Emily’s not sure about this invitation. Mr. Heaton, a mill owner and a trustee of the church, is a wealthy man, so he can easily afford books. If his collection really amounts to a library, it could be wonderful to be able to borrow books from it. But what if his taste runs to volumes about manufacturing or field sports? Besides, to visit the library would mean encountering the Heaton family. She knows them from church, of course, but she wouldn’t want to have to
speak
to them.

On the whole, she’s inclined not to accept Mr. Heaton’s offer.

As spring advances and the weather improves, Emily and Anne take every opportunity to slip away together with Grasper, either very early in the morning, taking care to be back in time for prayers, or after tea when Aunt is safely out of the way in her room and the mild evenings lure them farther afield.

Emily is enormously grateful to Grasper for this unexpected change in her life.

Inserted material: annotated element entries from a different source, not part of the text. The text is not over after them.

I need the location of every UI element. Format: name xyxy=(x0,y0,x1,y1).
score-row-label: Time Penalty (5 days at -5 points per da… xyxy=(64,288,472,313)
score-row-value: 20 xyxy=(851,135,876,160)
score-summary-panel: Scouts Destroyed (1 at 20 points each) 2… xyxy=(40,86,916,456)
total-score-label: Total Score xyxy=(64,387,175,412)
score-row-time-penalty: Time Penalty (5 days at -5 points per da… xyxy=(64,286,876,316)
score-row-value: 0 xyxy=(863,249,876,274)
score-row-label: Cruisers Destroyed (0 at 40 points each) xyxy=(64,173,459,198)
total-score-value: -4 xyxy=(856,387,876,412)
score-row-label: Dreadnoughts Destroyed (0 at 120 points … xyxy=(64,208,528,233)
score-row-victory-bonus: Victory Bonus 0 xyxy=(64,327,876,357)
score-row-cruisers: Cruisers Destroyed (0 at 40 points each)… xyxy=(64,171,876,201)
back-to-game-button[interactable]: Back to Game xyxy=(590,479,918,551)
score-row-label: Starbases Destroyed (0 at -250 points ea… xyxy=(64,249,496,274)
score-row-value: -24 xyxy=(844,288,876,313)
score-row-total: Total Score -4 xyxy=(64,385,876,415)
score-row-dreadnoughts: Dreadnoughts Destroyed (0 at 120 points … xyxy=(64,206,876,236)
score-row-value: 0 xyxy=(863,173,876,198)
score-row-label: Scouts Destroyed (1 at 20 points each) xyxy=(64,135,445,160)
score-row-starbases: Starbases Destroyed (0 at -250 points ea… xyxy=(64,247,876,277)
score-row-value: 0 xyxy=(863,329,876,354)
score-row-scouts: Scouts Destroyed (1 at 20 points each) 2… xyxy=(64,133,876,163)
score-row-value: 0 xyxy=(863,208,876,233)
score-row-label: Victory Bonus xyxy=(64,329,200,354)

For a while now she’s been finding some aspects of their daily routine stultifying — always the same chores to be done, meals to be eaten at the appointed time, and the deadly hours of sewing. She likes to blame Aunt for the rigid schedule, though, to be fair, she knows that Papa, for all his sense of fun and adventure, prefers a quiet and regular life, and since his illness this has been even more true. If Emily and Branwell start one of their arguments, at once Aunt emerges from her room to shush them.

Even when they are left to their own devices, which happens a lot, especially in the mornings or the evenings when Papa has parish work to attend to, Branwell and Charlotte (before she went away) have always been in charge, deciding what they would do.

Grasper’s arrival has given her the freedom to roam the moors, and out here, she realizes, she feels more able to be herself. Without Aunt forever badgering her to be ladylike or Tabby warning her to mind herself, she can stride up rocky knolls, leap across becks, and whistle to her heart’s content.

She loves Grasper for giving her this and, as she gets to know him better, she begins to love him for himself as well. He’s always so good-humored and has such a zest for life. And he seems to relish being out of doors as much as she does. Now that she’s confident about letting him off the lead, she enjoys watching him chase after birds or snuffing about eagerly in the heather, and when she calls him he always comes running back with his tail wagging and a great grin on his face, as if he’s really pleased to see her.

It warms her heart to know that she is loved so simply and completely.

On their expeditions, Emily also gets to know Anne, learning things about her sister that she never knew.

For instance, she discovers that Anne is very observant. Whereas Charlotte admires distant vistas and sweeping views, Anne notices what is close at hand and might be overlooked. It’s Anne who spots the first primroses growing in the shelter of an overhanging bank. It’s Anne who suddenly stoops and stands up again, triumphantly waving a pheasant’s long tail feather. And it’s Anne who one evening comes to an abrupt halt and lays a restraining hand on Emily’s arm.

Without a word she creeps off into the heather, removing her shawl as she goes. She crouches down and Emily can’t see what she’s doing, but very soon she returns carrying something carefully in both hands.

“Oh,” Emily breathes. “A kestrel.”

Wrapped up in Anne’s shawl, it stares at them with unblinking eyes.

Emily admires its gleaming beak — a perfect cruel curve.